How To Dress For Management Consulting Interviews – You Are What You Wear

You are what you wear and the clothes are man, they say. Although you have obtained your management consulting interview based on your hard work and credentials, it can not reduce the impact that visual impressions contribute to the overall picture. How you appear and the clothes you wear will convey a serious message to your hiring committee. There are a few simple ways to ensure that you will look professional. Just follow some basic rules about what to use and what not to use.

Human resources executives at McKinsey and BCG, among others, widely agree that simplicity is key to choosing interview costumes. You should avoid anything impressive or exaggerated. You want to look smart and be together, which means you should pay attention to the details, like pressing your suit the night before. You do not want to appear in your management consulting interview with the appearance of having your clothes removed from the bottom of a laundry basket or a suitcase. All of this may seem basic in terms of interview etiquette, but according to the current Boaz employees, they’ve seen it all. Rigas, among other small visual details, can leave a lasting and negative impression on the minds of the hiring committee.
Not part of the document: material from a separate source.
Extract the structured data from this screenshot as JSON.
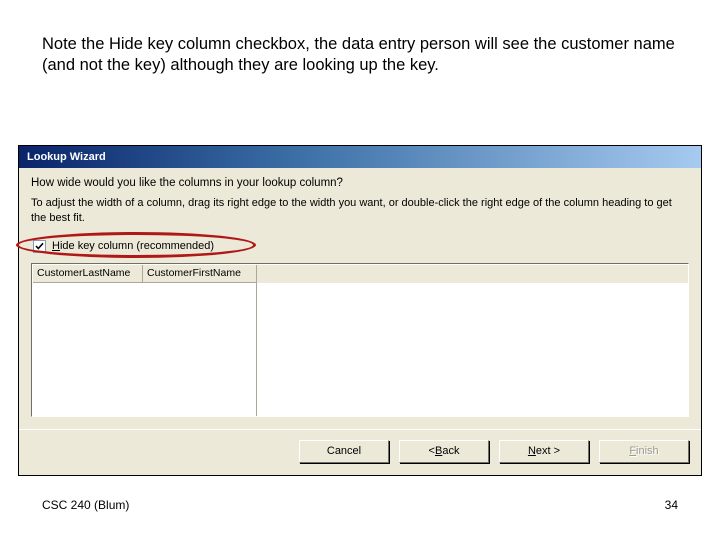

Men should be conservative in a suit and tie. Press your shirt and exhale your suit before the interview. A fold that comes up while sitting during the waiting period is fine as long as the suit has been professionally approved prior to the interview. Men’s shoes should be clean and dust-free or polished. You will not want to come with mud on the bottom of your shoe. Be sure to leave a nasty and lasting impression on the clerk who is forced to clean his mess.

Women should meet similar expectations of costumes. Neat trousers or skirts and low cut tops are terrible for a job interview. Women should keep their colors neutral and avoid many jewelry. A simple suit of navy blue or charcoal with a white or creamy blouse and a silver chain is a nice touch. Similarly, conservative, comfortable and professional footwear is preferred.

For men and women, avoid over-cluttering for your management consulting interview. It is preferable not to overdo it and fly “under the radar” visually to dress too much or too little (dress revealingly). Wear a European-style costume with vest and scarf shouts fashionista instead of management consultant. Stay with muted colors, such as blue, brown, gray and white. Avoid strong, striking colors such as red, orange or green. It is important not to force the envelope when choosing the dressing room for the interview. You want to leave a lasting impression and stand out from the rest, but achieving this with your clothes is not the way to go.

It is important to avoid scented perfume or strong cologne in your management consulting interview. A consultant from Bain told the story of a woman who appeared in her consulting interview and smelled like she had left the perfume factory. The members of the interviewing committee actually had to step out into the fresh air once it left because of the lingering scent. A mild deworming spray is needed, but exaggerating the scent is a false step to interview.

Kearney consultants recommend, as well as most management consulting teams, that the key to dressing your interview properly is to keep it simple and comfortable. You do not want to wear restrictive clothes that cut the circulation in the middle of the meeting or you stumble on your own feet because you insisted on wearing four-inch heels that are not practical.

Dress for success and never overdo it. The last thing you want to do during your management consulting interview is worrying about a faulty wardrobe or if your equipment is costing you the job. By focusing less on costumes and paying attention to the overall impression you are making, you can spend more time honing your interview skills and researching the company.

Take the path of least resistance when it comes to selecting your wardrobe. Think about business attire and do not stray from the plan. It’s better to underestimate rather than overdo it.